One aspect of this job that I really enjoy is that of regulatory compliance. Ensuring that all the passengers comply with not only applicable FAA/TSA regulations but also applicable destination country entry regulations. On the cargo side, the job entailed ensuring the cargo was prepared and documented correctly. This is extremely important when hazardous cargo is being transported. The reason for this is for the safety of the aircraft, crew, and any passengers. An example of a failure in procedure is ValuJet flight 592 that went down in the Everglades in 1999. The reason for this crash was that some oxygen generators were not properly packaged or documented.


In addition to loading airplanes, an additional job that I had was a system administrator. I was responsible for creating accounts, setting permissions based on the duty position of the individual, working with the help desk to update and patch the system. This is what initially got me interested in Information Technology.

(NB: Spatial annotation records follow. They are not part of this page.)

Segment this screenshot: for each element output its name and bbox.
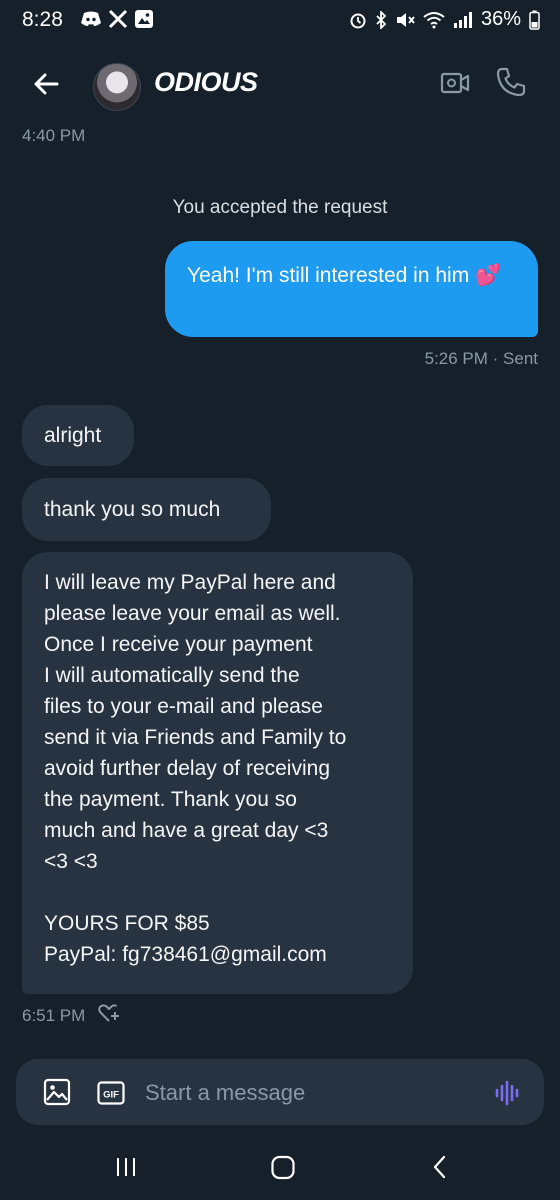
add-gif-button[interactable]: GIF	[97, 1081, 125, 1110]
image-icon	[43, 1078, 71, 1106]
incoming-message-text: thank you so much	[44, 498, 221, 521]
mute-icon	[396, 12, 415, 27]
nav-back-button[interactable]	[431, 1153, 449, 1186]
phone-call-button[interactable]	[495, 66, 527, 103]
gif-icon: GIF	[97, 1081, 125, 1105]
incoming-message-text: I will leave my PayPal here and please l…	[44, 571, 347, 966]
gallery-icon	[135, 10, 153, 28]
add-image-button[interactable]	[43, 1078, 71, 1111]
outgoing-message-meta: 5:26 PM · Sent	[424, 349, 538, 368]
incoming-message-bubble[interactable]: alright	[22, 405, 134, 466]
conversation-title[interactable]: ODIOUS	[154, 67, 258, 98]
add-reaction-button[interactable]	[97, 1002, 121, 1029]
status-bar: 8:28 36%	[0, 0, 560, 44]
phone-icon	[496, 67, 526, 97]
system-note: You accepted the request	[172, 197, 388, 218]
back-arrow-icon	[34, 73, 59, 95]
add-reaction-icon	[98, 1004, 120, 1022]
system-icons: 36%	[349, 8, 540, 31]
avatar[interactable]	[93, 63, 141, 111]
notification-icons	[80, 9, 154, 29]
conversation-header	[0, 44, 560, 130]
conversation-timestamp: 4:40 PM	[22, 126, 86, 145]
outgoing-message-bubble[interactable]: Yeah! I'm still interested in him 💕	[165, 241, 538, 337]
back-button[interactable]	[28, 66, 64, 102]
battery-icon	[529, 10, 540, 30]
video-call-icon	[440, 72, 470, 94]
incoming-message-text: alright	[44, 424, 102, 447]
message-input[interactable]	[145, 1076, 465, 1110]
gif-label: GIF	[103, 1090, 119, 1101]
recent-apps-button[interactable]	[114, 1156, 138, 1183]
incoming-message-time: 6:51 PM	[22, 1005, 86, 1025]
battery-percent: 36%	[480, 8, 521, 30]
voice-message-button[interactable]	[494, 1078, 522, 1113]
incoming-message-bubble[interactable]: I will leave my PayPal here and please l…	[22, 552, 413, 994]
recent-apps-icon	[117, 1158, 135, 1176]
incoming-message-meta: 6:51 PM	[22, 1002, 121, 1029]
bluetooth-icon	[376, 10, 387, 29]
alarm-icon	[350, 13, 366, 28]
incoming-message-bubble[interactable]: thank you so much	[22, 478, 271, 541]
status-time: 8:28	[22, 8, 63, 31]
nav-back-icon	[433, 1155, 446, 1179]
home-button[interactable]	[270, 1153, 296, 1186]
video-call-button[interactable]	[440, 68, 470, 103]
voice-wave-icon	[495, 1080, 519, 1106]
x-icon	[108, 9, 128, 29]
wifi-icon	[423, 11, 445, 28]
signal-icon	[453, 11, 472, 28]
outgoing-message-text: Yeah! I'm still interested in him 💕	[187, 264, 502, 287]
discord-icon	[81, 11, 101, 26]
home-icon	[271, 1155, 295, 1180]
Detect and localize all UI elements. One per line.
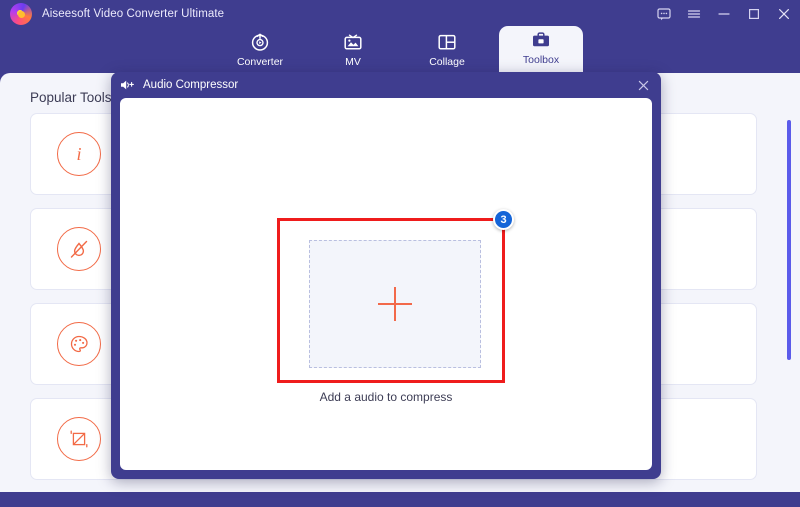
scrollbar-thumb[interactable] [787, 120, 791, 360]
tab-mv[interactable]: MV [311, 28, 395, 73]
menu-icon[interactable] [686, 7, 701, 22]
crop-icon [57, 417, 101, 461]
converter-icon [249, 31, 271, 53]
annotation-step-badge: 3 [493, 209, 514, 230]
app-title: Aiseesoft Video Converter Ultimate [42, 8, 225, 20]
app-window: Aiseesoft Video Converter Ultimate Conve… [0, 0, 800, 507]
title-bar: Aiseesoft Video Converter Ultimate [0, 0, 800, 28]
tab-toolbox[interactable]: Toolbox [499, 26, 583, 73]
annotation-highlight-box: 3 [277, 209, 514, 383]
dialog-title: Audio Compressor [143, 79, 239, 91]
minimize-icon[interactable] [716, 7, 731, 22]
dialog-header: Audio Compressor [111, 72, 661, 98]
info-circle-icon: i [57, 132, 101, 176]
feedback-icon[interactable] [656, 7, 671, 22]
tab-converter-label: Converter [236, 56, 284, 68]
audio-compressor-dialog: Audio Compressor 3 Add a audio to compre… [111, 72, 661, 479]
window-controls [656, 7, 791, 22]
tab-mv-label: MV [345, 56, 361, 68]
page-title: Popular Tools [30, 90, 112, 105]
dialog-body: 3 Add a audio to compress [120, 98, 652, 470]
aiseesoft-logo-icon [10, 3, 32, 25]
watermark-remover-icon [57, 227, 101, 271]
tab-toolbox-label: Toolbox [522, 54, 560, 66]
collage-icon [436, 31, 458, 53]
palette-icon [57, 322, 101, 366]
tab-converter[interactable]: Converter [218, 28, 302, 73]
svg-text:i: i [76, 144, 81, 164]
dropzone-caption: Add a audio to compress [319, 390, 453, 404]
plus-icon[interactable] [378, 287, 412, 321]
speaker-plus-icon [120, 78, 135, 92]
bottom-bar [0, 492, 800, 507]
close-icon[interactable] [635, 77, 651, 93]
maximize-icon[interactable] [746, 7, 761, 22]
tab-collage[interactable]: Collage [405, 28, 489, 73]
scrollbar[interactable] [787, 120, 791, 492]
main-nav: Converter MV Collage Toolbox [0, 26, 800, 73]
file-dropzone[interactable] [309, 240, 481, 368]
mv-icon [342, 31, 364, 53]
close-icon[interactable] [776, 7, 791, 22]
toolbox-icon [530, 29, 552, 51]
tab-collage-label: Collage [429, 56, 465, 68]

As a result, I tried numerous times to change career fields into Information Technology but was unsuccessful.


Why am I making the career change into Cybersecurity? This is a good question. It was June 2020, and I was working at a deployed location loading aircraft and suffering every day because of medical conditions created by my military career. My wife suggested contacting the Veterans Affairs office and applying for something called Vocational Rehab. Basically, this is a program where veterans with medical conditions can go back to school to get a degree in a field that will not aggravate the condition. So, I applied.


After speaking with the counselor, I was approved! Next, it was time to choose a program and school. I thought to myself, this was the perfect chance to finally change careers and move into Information Technology. After constantly seeing reports of data breaches and ransomware attacks, I decided to transition into cybersecurity. The school I chose to attend is ECPI and I will be graduating the end of August 2022.


I am extremely grateful to Kimberly for this opportunity to work with Cybersecurity Central. It is exciting to be able to give back to such a welcoming community that I am breaking into. It will be an interesting journey but I hope it will be a journey that everyone can learn and get inspiration from.